Misinformation and Missed Opportunities for Compromise
During yesterday’s hearing, the bill’s sponsor presented a one-sided argument to the Senate Rules Committee, arguing that adoption of the B-6 amendment would enable consumers to unknowingly opt-in to receive messages from hundreds of companies simultaneously – what he termed the “lead generation loophole.” The comments suggested that there was a widespread problem with consumers’ consent being obtained surreptitiously online and then sold or transferred to hundreds of other companies. No evidence was offered to support this conclusion and the picture that was painted is exaggerated. Indeed, the courts have addressed this issue by placing the burden on companies making calls to establish that consent was provided to them. See, e.g., Mattson v. New Penn Fin., No. 3:18-cv-00990-YY, 2020 U.S. Dist. LEXIS 197955, at *13 (D. Or. Oct. 25, 2020) (The consumer, in looking for a mortgage, consented to receive messages from “up to 4 lenders.” The Oregon federal court denied a lender summary judgment when it could not meet the burden of proving that they were one of the four lenders that were expressly listed at the time the consumer provided their consent.). This case – and countless others like it – demonstrate that courts have already closed the “lead generation loophole” by placing the burden on the defendant to prove they obtained consent that clearly and conspicuously identified their company.

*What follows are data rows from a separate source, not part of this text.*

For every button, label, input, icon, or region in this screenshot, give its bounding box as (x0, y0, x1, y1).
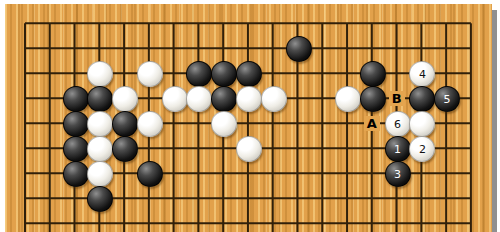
stone-black[interactable] (63, 136, 89, 162)
diagram-stage: 456123AB (0, 0, 500, 232)
stone-white[interactable] (137, 111, 163, 137)
stone-black[interactable] (63, 86, 89, 112)
stone-white-move-6[interactable]: 6 (385, 111, 411, 137)
stone-white[interactable] (236, 136, 262, 162)
move-number: 4 (419, 69, 426, 80)
move-number: 2 (419, 144, 426, 155)
stone-black[interactable] (360, 61, 386, 87)
stone-white[interactable] (236, 86, 262, 112)
stone-black[interactable] (286, 36, 312, 62)
stone-black-move-3[interactable]: 3 (385, 161, 411, 187)
go-board[interactable]: 456123AB (5, 4, 492, 232)
move-number: 6 (394, 119, 401, 130)
move-number: 5 (444, 94, 451, 105)
stone-black[interactable] (137, 161, 163, 187)
stone-white[interactable] (261, 86, 287, 112)
stone-black[interactable] (63, 111, 89, 137)
point-label-A: A (364, 116, 380, 131)
stone-black[interactable] (236, 61, 262, 87)
move-number: 3 (394, 169, 401, 180)
stone-white[interactable] (137, 61, 163, 87)
move-number: 1 (394, 144, 401, 155)
stone-white[interactable] (162, 86, 188, 112)
board-shadow (492, 10, 497, 232)
stone-black[interactable] (360, 86, 386, 112)
stone-black[interactable] (63, 161, 89, 187)
point-label-B: B (389, 91, 405, 106)
stone-black-move-1[interactable]: 1 (385, 136, 411, 162)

While EIA has been raising these concerns for months, it has been disappointed that proponents have not been willing to work towards a compromise that respects consumer choice. EIA and other industry participants have made multiple efforts to find compromise language that would preserve a consumer’s ability to knowingly opt in to receive messages from businesses, while ensuring that consent is provided only to identified businesses and cannot be transferred. We have advocated for solutions that would honor consumer consent to receive desired messages -– which means ensuring consumers have a clear understanding of exactly which companies they are providing consent to. Our aim is always to strike a balance that protects consumers while allowing businesses to operate effectively when consumers have provided their consent to receive messages.
Vice Chair Bonham Stands for Businesses and Consumer Choice
We commend Vice Chair Bonham for recognizing that the current draft of the bill, even with the approved amendment, continues to punish law-abiding businesses, potentially subjecting them to liability, and ignores consumer choice. As a result of these persistent issues, Vice Chair Bonham has indicated that he will prepare a “Minority Report” opposing the legislation unless it is possible to find a compromise that genuinely protects businesses and honors consumer choice. His commitment to serious legislation and valuing industry input has been consistently noted.
The EIA remains steadfast in its commitment to working with the Oregon Senate. We believe it is essential to find a balanced path forward that effectively targets bad actors without imposing impossible burdens on the ecommerce ecosystem. We will continue to highlight the “technically unworkable provisions” and the risks of “frivolous lawsuits against legitimate businesses” that this bill, in its current form, presents.